Eric Feldmann, président du tribunal de commerce de Lille : "Depuis septembre 2023, les banques ont resserré les robinets du crédit" — Photo : Elodie Soury-Lavergne

Quel bilan pour les procédures collectives en 2023 dans les Hauts-de-France ?

Les ouvertures de procédures collectives sont en très forte progression dans les Hauts-de-France sur l’année 2023. Si on compare avec les chiffres de l’année 2022, il y a de quoi se faire peur ! Leur total, pour 2023, est supérieur de 25 % à celui de l’année précédente. Mais il ne faut pas oublier que 2022 était la dernière année du "quoi qu’il en coûte" (fortes mesures de soutien des pouvoirs publics auprès des entreprises, NDLR).

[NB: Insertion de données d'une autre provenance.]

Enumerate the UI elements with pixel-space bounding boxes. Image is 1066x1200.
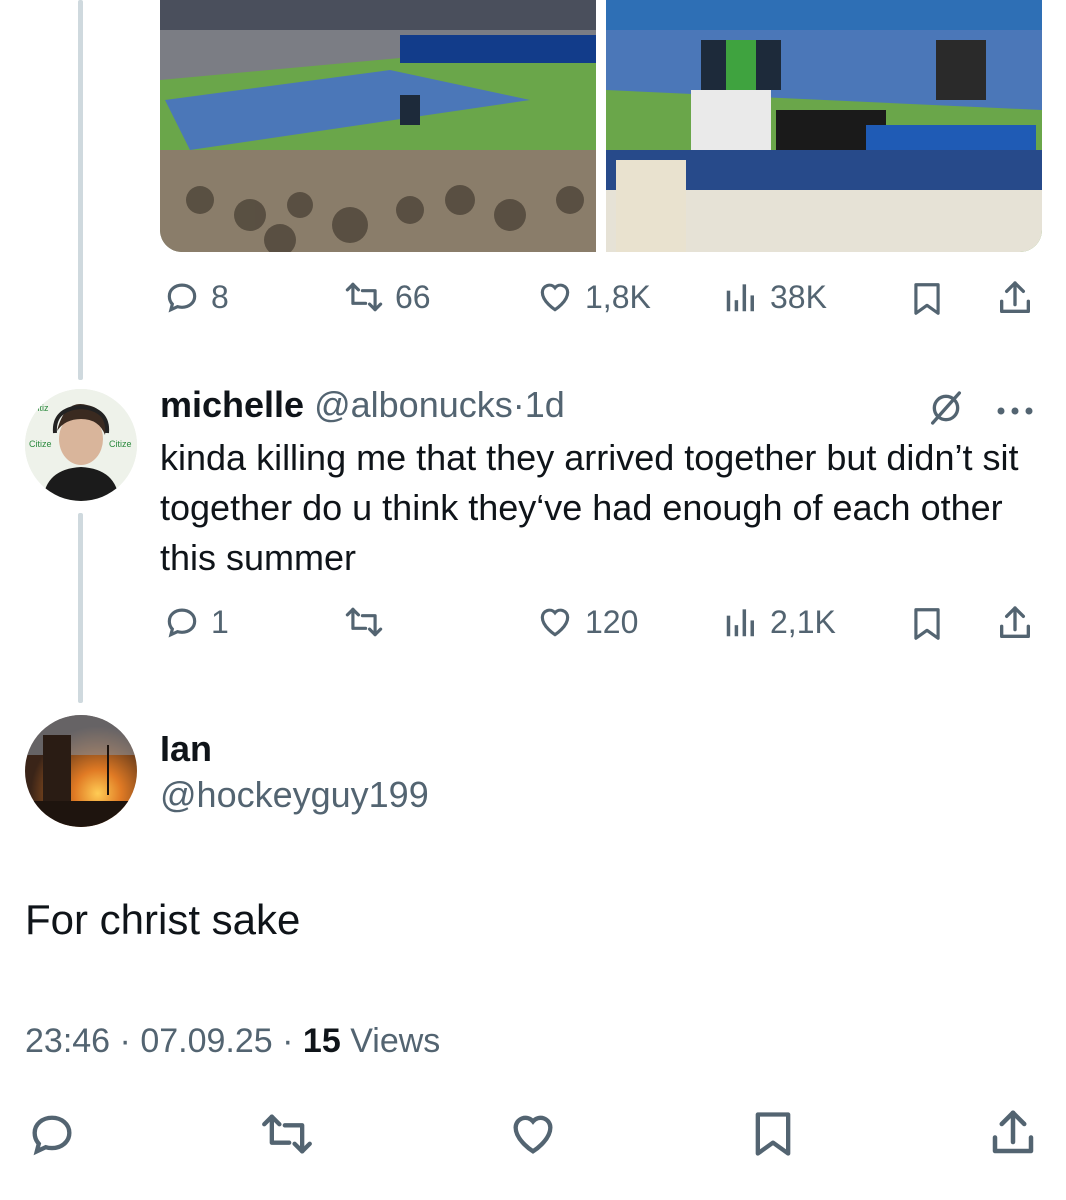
media-gallery[interactable] <box>160 0 1042 252</box>
bookmark-button[interactable] <box>908 604 946 644</box>
reply-button[interactable]: 1 <box>163 603 229 641</box>
media-image-1[interactable] <box>160 0 596 252</box>
share-icon <box>1000 281 1030 313</box>
heart-icon <box>540 608 570 637</box>
avatar-image: Citiz Citize Citize <box>25 389 137 501</box>
reply-icon <box>32 1115 72 1156</box>
views-count: 2,1K <box>770 603 836 640</box>
retweet-button[interactable] <box>343 603 395 641</box>
heart-icon <box>513 1115 553 1154</box>
thread-line-top <box>78 0 83 380</box>
retweet-icon <box>262 1114 312 1154</box>
reply-button[interactable]: 8 <box>163 278 229 316</box>
retweet-count: 66 <box>395 278 431 315</box>
retweet-icon <box>345 282 383 312</box>
views-count[interactable]: 15 <box>303 1022 341 1060</box>
reply-icon <box>167 608 197 638</box>
retweet-button[interactable] <box>258 1108 316 1165</box>
svg-text:Citize: Citize <box>109 439 132 449</box>
thread-line-bottom <box>78 513 83 703</box>
heart-icon <box>540 283 570 312</box>
reply-count: 8 <box>211 278 229 315</box>
retweet-icon <box>345 607 383 637</box>
reply-tweet-header: michelle @albonucks·1d <box>160 384 565 426</box>
like-button[interactable]: 120 <box>535 603 638 641</box>
bookmark-button[interactable] <box>908 279 946 319</box>
svg-text:Citize: Citize <box>29 439 52 449</box>
display-name[interactable]: michelle <box>160 384 304 425</box>
reply-icon <box>167 283 197 313</box>
media-image-2[interactable] <box>606 0 1042 252</box>
tweet-metadata: 23:46 · 07.09.25 · 15 Views <box>25 1022 440 1061</box>
views-button[interactable]: 2,1K <box>722 603 836 641</box>
bookmark-icon <box>755 1112 791 1156</box>
bookmark-button[interactable] <box>747 1106 799 1167</box>
share-icon <box>1000 606 1030 638</box>
avatar-michelle[interactable]: Citiz Citize Citize <box>25 389 137 501</box>
share-button[interactable] <box>995 603 1035 643</box>
handle[interactable]: @albonucks <box>314 384 513 425</box>
share-button[interactable] <box>986 1106 1040 1165</box>
like-count: 120 <box>585 603 639 640</box>
post-time[interactable]: 1d <box>525 384 565 425</box>
like-button[interactable]: 1,8K <box>535 278 651 316</box>
separator-dot: · <box>512 384 525 425</box>
main-tweet-action-bar <box>0 1105 1066 1165</box>
like-count: 1,8K <box>585 278 651 315</box>
separator-dot: · <box>282 1022 294 1060</box>
svg-text:Citiz: Citiz <box>31 403 49 413</box>
reply-button[interactable] <box>26 1108 78 1165</box>
like-button[interactable] <box>506 1108 560 1165</box>
views-icon <box>726 284 754 312</box>
reply-tweet-text: kinda killing me that they arrived toget… <box>160 437 1019 578</box>
more-options-icon[interactable] <box>996 403 1038 421</box>
views-count: 38K <box>770 278 827 315</box>
grok-icon[interactable] <box>926 388 966 433</box>
share-button[interactable] <box>995 278 1035 318</box>
bookmark-icon <box>914 608 940 640</box>
main-display-name[interactable]: Ian <box>160 728 212 770</box>
timestamp-date[interactable]: 07.09.25 <box>140 1022 272 1060</box>
timestamp-time[interactable]: 23:46 <box>25 1022 110 1060</box>
retweet-button[interactable]: 66 <box>343 278 431 316</box>
views-icon <box>726 609 754 637</box>
reply-count: 1 <box>211 603 229 640</box>
views-label: Views <box>350 1022 441 1060</box>
views-button[interactable]: 38K <box>722 278 827 316</box>
avatar-image <box>25 715 137 827</box>
share-icon <box>992 1110 1034 1154</box>
main-tweet-text: For christ sake <box>25 896 301 943</box>
bookmark-icon <box>914 283 940 315</box>
main-handle[interactable]: @hockeyguy199 <box>160 774 429 816</box>
avatar-ian[interactable] <box>25 715 137 827</box>
separator-dot: · <box>119 1022 131 1060</box>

Si l’on compare à 2019, qui est la dernière année de référence, 2023 affiche cette fois une hausse des procédures collectives de 16 %. Le cabinet Altares a d’ailleurs comparé l’évolution trimestre par trimestre : il s’avère que le dernier trimestre 2023 a été davantage marqué par ce phénomène, avec une hausse des procédures collectives de 43 %, par rapport au dernier trimestre 2022, et de 52 % par rapport au dernier trimestre 2019. Cela témoigne d’une remontée progressive des redressements et liquidations judiciaires en 2023, avec un décollage vertical sur le dernier trimestre…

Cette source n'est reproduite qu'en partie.